The night also had tension built into it. Amazon Labor Union co-founder Chris Smalls was tackled and arrested after jumping a barricade near the entrance with a sign criticizing Amazon's labor practices. Inside, some looks nodded to critique too — Sarah Paulson's dollar-bill blindfold and Janelle Monáe's garment made with tech detritus.

That made the night more interesting than a standard red carpet recap. The room wanted glamour. The backlash became part of the event too.

Media to watch: TBPN

TBPN belongs in the Technology and Culture stack. It describes itself as "Technology's Daily Show" and streams weekdays from 11 a.m. to 2 p.m. PT.
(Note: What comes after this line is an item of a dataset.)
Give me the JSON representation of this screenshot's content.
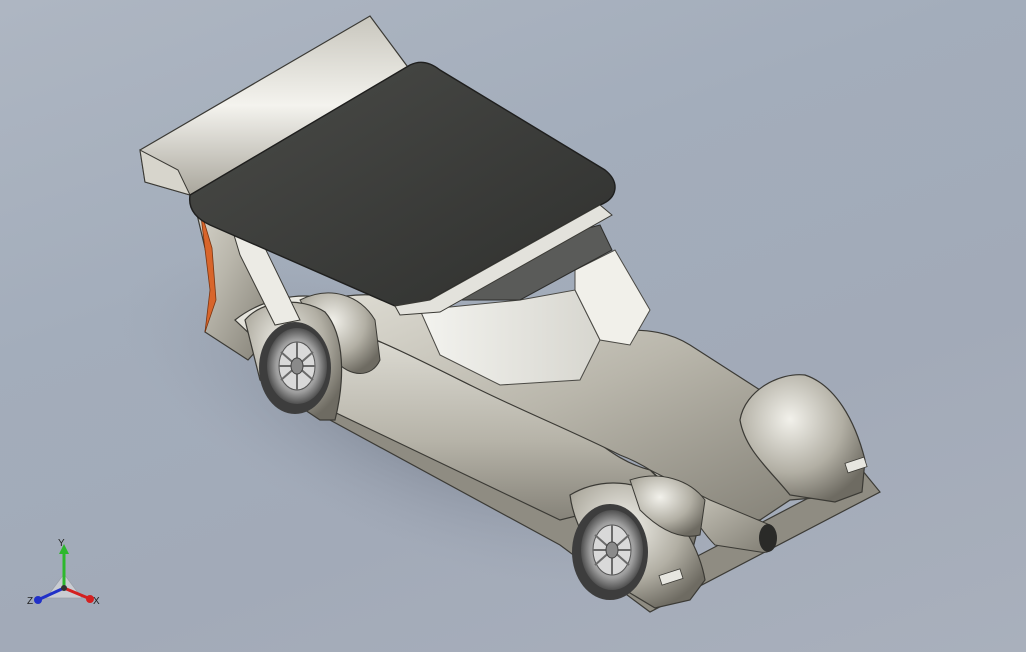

Use it as a signal source, not as a source of truth.

TBPN, All-In, X, Reddit, TikTok, and founder podcasts are useful for understanding what certain circles are starting to talk about before the story becomes formalized. They should not replace filings, reporting, transcripts, court documents, or primary data.

For Catching Print, the sourcing rule should be simple: use social and podcasts to spot movement, primary sources to verify facts, and serious reporting to understand context.

What mattered today

The stories worth keeping from today were connected, but not equally important.

Markets got a reminder that oil and shipping can still disrupt the AI-driven optimism trade. GameStop showed how hard a company will work to escape an old valuation story. Anthropic's new services company showed where AI competition is heading next: sales, deployment, and access to enterprise customers. Kalshi's court fight showed prediction markets are still fighting to define their category. Mifepristone showed how reproductive access now depends on courts, federal agencies, state rules, and logistics. The Met Gala showed that tech is still trying to get closer to fashion, art, and cultural legitimacy.

That is the day's useful read: follow the access points. Shipping routes, enterprise customers, legal channels, app rails, pharmacies, and elite rooms are where the important stories moved today.